The solid scrummaging and mauling work of the South African big man are his cornerstones and not exactly obvious to the eye. He looked comfortable on the ball, a lovely long kick called back for a previous infringement.

RHYS RUDDOCK - 9

The close-in driving has always been a hallmark. He took a sweet line in attack at one point and forced a spill out of Steyn at Ireland’s post. He then seized on a loose pass to set up the attack for Beirne’s second.

JOSH VAN DER FLIER - 7

There is none more dedicated to nailing down the details demanded. He offered to truck the ball up in the front line, was a defensive security blanket at the tail of the lineout, giving away one uncharacteristic penalty.

JACK CONAN - 7

The ball-busting carries are the bedrock of his arsenal. He showed up early in the wide channel and punched a hole ahead of Beirne’s first try. He revelled at close quarters, getting off the back of the scrum in a hurry.

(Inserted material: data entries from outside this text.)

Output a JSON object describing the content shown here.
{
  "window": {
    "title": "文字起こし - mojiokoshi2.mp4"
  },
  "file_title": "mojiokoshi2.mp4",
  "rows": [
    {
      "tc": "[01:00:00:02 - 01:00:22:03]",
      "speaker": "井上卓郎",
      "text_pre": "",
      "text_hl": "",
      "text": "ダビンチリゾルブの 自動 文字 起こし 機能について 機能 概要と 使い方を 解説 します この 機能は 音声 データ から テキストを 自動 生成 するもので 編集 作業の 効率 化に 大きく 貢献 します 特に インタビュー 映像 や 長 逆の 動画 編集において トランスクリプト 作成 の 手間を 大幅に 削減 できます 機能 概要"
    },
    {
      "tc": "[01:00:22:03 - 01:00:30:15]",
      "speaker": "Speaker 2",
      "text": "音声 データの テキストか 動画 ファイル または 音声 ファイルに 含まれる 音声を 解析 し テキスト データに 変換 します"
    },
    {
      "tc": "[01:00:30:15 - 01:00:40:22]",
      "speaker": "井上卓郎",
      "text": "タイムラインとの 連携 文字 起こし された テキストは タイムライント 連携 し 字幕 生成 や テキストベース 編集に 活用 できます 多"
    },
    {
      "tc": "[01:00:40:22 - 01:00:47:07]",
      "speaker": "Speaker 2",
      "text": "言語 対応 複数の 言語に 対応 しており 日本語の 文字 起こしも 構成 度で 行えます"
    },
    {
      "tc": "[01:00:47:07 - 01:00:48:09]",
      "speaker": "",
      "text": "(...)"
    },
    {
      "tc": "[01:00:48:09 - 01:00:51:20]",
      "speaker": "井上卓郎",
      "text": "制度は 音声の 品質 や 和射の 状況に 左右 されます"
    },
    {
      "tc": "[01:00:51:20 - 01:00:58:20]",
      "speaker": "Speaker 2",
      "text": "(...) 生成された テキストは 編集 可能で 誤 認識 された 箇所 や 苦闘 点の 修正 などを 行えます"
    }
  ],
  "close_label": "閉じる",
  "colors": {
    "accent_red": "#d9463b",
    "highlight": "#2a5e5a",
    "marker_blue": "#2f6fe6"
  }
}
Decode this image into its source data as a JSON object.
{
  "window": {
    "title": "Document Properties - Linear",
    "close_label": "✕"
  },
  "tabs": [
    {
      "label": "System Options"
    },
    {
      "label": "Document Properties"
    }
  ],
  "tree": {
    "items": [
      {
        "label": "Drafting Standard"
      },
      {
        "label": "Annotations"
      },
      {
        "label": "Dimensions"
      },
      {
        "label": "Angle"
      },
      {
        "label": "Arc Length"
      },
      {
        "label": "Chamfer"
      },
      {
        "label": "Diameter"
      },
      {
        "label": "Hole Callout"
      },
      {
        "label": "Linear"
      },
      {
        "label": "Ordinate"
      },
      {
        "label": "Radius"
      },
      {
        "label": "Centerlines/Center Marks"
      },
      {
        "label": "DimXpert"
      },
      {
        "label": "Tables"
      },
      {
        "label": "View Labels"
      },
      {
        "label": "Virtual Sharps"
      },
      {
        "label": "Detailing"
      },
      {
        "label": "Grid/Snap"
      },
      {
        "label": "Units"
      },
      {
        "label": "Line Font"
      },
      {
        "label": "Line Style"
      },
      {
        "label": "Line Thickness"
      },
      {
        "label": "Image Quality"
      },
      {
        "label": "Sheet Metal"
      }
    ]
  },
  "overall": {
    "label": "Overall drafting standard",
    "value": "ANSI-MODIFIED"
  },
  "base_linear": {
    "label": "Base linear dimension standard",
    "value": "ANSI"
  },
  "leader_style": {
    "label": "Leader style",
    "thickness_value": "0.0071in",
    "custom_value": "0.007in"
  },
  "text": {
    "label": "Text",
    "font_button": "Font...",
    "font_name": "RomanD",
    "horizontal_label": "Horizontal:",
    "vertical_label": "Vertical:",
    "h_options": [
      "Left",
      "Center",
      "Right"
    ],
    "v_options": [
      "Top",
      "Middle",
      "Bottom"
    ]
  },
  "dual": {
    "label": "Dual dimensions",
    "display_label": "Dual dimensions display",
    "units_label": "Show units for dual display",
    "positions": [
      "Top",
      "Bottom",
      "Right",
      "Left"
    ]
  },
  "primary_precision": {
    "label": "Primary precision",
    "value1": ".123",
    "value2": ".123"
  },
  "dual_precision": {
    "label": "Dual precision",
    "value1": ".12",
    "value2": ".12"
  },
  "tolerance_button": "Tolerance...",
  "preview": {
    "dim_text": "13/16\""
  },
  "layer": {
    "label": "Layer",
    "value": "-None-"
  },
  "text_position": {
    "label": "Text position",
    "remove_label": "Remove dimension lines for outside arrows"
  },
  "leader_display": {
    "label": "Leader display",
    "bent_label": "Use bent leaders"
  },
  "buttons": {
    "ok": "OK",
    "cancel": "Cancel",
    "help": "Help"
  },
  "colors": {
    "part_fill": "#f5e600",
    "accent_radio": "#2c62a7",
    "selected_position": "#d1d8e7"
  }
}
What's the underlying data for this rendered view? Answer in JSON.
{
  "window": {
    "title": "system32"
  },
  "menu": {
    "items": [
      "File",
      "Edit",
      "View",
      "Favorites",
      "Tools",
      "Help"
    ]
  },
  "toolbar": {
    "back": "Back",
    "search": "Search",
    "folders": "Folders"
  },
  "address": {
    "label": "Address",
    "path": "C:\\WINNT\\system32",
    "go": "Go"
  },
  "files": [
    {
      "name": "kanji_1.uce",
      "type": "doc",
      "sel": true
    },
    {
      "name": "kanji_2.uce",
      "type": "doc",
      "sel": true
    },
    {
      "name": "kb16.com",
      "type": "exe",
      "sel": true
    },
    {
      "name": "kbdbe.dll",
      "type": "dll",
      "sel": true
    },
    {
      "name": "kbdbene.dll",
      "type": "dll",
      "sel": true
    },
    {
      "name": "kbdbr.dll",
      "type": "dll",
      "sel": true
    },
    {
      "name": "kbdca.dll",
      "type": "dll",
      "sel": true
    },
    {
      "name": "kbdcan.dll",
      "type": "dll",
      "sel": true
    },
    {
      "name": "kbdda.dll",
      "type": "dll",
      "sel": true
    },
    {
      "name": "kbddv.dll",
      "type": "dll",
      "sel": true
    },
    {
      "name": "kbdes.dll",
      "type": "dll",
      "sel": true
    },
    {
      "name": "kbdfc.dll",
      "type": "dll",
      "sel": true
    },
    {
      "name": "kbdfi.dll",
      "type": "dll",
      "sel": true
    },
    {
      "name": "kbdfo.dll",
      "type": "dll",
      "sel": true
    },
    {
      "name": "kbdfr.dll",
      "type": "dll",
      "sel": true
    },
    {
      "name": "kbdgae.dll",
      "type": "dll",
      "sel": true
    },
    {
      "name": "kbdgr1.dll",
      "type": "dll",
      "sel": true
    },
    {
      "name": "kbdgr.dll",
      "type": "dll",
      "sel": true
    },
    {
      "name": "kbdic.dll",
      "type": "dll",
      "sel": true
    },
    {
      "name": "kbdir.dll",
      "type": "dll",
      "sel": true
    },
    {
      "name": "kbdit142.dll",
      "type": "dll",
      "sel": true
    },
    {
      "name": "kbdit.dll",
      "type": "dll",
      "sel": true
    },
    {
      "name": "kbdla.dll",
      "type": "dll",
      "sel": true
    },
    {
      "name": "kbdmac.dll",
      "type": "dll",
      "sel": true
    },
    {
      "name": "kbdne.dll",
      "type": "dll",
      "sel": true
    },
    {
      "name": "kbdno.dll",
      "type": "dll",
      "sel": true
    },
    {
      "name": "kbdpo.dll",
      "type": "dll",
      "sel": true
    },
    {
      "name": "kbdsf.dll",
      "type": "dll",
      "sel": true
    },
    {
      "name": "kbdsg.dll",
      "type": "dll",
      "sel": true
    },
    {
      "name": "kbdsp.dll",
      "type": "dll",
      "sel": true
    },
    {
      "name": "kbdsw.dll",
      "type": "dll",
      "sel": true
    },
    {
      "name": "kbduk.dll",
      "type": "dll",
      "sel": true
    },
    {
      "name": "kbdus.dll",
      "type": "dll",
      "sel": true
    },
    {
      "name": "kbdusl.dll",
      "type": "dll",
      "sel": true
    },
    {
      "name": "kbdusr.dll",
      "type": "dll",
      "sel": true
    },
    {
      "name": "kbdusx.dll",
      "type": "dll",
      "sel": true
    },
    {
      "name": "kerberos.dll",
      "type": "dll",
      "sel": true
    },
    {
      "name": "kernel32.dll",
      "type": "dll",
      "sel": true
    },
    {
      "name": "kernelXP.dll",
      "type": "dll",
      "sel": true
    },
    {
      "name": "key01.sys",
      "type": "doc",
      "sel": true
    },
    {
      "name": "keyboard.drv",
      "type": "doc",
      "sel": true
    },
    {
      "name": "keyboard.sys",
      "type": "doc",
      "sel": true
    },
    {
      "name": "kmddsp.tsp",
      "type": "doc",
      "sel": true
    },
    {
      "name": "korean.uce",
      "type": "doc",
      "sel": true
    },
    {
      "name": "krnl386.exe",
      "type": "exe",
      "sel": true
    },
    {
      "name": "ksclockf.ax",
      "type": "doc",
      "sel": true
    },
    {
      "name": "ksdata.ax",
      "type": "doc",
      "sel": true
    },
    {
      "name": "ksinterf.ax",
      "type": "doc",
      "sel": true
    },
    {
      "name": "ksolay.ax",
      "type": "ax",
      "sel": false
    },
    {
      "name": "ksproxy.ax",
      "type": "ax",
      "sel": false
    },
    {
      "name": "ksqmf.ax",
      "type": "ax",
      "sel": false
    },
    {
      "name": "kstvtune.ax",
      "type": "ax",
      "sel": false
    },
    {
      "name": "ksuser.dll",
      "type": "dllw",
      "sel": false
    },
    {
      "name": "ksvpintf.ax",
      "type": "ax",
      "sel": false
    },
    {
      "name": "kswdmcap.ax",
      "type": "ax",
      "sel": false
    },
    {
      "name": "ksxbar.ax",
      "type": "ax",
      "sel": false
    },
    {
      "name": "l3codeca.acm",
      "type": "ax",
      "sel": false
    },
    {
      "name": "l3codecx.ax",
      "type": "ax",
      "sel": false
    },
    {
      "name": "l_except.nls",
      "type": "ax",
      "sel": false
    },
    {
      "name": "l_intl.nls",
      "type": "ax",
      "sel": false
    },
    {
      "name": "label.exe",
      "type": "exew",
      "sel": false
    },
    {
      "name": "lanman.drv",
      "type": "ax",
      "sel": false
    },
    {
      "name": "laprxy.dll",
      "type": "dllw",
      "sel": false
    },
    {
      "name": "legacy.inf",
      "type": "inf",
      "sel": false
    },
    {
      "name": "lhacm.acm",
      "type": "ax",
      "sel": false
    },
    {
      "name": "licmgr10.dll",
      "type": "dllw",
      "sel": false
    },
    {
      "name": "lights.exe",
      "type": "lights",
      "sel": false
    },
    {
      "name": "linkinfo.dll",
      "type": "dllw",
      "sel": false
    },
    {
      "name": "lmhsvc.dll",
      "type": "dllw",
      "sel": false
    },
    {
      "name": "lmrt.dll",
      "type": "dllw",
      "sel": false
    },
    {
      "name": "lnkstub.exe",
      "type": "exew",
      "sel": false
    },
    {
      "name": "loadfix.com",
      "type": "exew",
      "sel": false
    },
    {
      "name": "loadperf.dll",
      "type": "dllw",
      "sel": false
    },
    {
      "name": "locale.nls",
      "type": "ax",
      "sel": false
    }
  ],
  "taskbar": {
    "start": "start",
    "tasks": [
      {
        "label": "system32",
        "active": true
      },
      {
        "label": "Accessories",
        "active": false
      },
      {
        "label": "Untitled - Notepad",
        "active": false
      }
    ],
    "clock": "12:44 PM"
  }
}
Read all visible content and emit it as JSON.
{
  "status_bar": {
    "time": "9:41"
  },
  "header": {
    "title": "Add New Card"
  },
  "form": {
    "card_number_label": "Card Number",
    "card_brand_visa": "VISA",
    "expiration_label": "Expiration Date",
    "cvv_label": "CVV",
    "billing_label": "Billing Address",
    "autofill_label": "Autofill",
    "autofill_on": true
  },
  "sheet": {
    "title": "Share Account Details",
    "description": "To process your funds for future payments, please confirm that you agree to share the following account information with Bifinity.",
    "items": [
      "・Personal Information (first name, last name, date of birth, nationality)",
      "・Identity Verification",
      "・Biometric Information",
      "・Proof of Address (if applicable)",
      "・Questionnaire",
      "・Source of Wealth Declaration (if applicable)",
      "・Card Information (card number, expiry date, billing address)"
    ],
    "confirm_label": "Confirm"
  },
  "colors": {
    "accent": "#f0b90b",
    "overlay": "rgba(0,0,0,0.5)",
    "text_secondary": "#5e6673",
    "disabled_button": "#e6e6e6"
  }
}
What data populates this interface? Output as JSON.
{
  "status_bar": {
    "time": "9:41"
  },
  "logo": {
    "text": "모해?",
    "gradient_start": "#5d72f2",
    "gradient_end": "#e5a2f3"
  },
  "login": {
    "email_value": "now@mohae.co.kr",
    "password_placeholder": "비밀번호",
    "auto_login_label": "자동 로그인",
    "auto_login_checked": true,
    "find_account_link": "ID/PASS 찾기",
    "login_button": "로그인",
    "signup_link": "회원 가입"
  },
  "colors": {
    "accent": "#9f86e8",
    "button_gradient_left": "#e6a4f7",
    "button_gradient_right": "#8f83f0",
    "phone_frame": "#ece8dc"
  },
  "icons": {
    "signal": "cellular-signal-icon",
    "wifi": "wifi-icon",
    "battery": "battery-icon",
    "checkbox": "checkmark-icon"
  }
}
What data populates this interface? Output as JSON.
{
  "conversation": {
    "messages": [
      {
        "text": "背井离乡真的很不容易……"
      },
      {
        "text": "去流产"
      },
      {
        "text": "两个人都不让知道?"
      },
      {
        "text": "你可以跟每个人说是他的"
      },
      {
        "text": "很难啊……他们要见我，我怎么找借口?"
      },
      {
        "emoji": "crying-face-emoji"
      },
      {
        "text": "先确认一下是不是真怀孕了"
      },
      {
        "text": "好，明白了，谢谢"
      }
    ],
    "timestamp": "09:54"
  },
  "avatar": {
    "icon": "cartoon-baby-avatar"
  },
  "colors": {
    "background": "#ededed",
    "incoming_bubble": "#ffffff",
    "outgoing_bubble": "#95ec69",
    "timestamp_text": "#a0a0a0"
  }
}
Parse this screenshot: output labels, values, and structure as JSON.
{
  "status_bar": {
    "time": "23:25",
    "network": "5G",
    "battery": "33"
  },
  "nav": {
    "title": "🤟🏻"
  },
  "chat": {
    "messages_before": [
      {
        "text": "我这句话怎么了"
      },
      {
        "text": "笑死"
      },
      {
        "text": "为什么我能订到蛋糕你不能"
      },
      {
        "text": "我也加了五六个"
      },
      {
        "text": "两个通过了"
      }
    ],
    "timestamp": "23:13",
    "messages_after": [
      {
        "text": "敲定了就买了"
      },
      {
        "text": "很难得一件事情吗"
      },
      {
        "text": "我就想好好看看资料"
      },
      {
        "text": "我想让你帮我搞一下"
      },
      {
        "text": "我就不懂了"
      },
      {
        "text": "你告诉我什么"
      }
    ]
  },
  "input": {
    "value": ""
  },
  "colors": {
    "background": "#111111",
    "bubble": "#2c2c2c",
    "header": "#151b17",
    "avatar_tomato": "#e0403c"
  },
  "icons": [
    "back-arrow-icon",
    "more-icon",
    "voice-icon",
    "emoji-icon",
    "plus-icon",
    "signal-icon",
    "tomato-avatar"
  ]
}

Replacements: Sean Cronin (8), Dave Kilcoyne (8), Finlay Bealham (7), Devin Toner (7), Jordi Murphy (7), John Cooney (7), Ross Byrne (7), Will Addison (6)

JOE SCHMIDT - 8

The death by a thousand cuts style of Ireland’s play is based around keeping the ball through low-risk continuity. It was noticeable how the players focused on their jobs and eschewed the lure of the offload.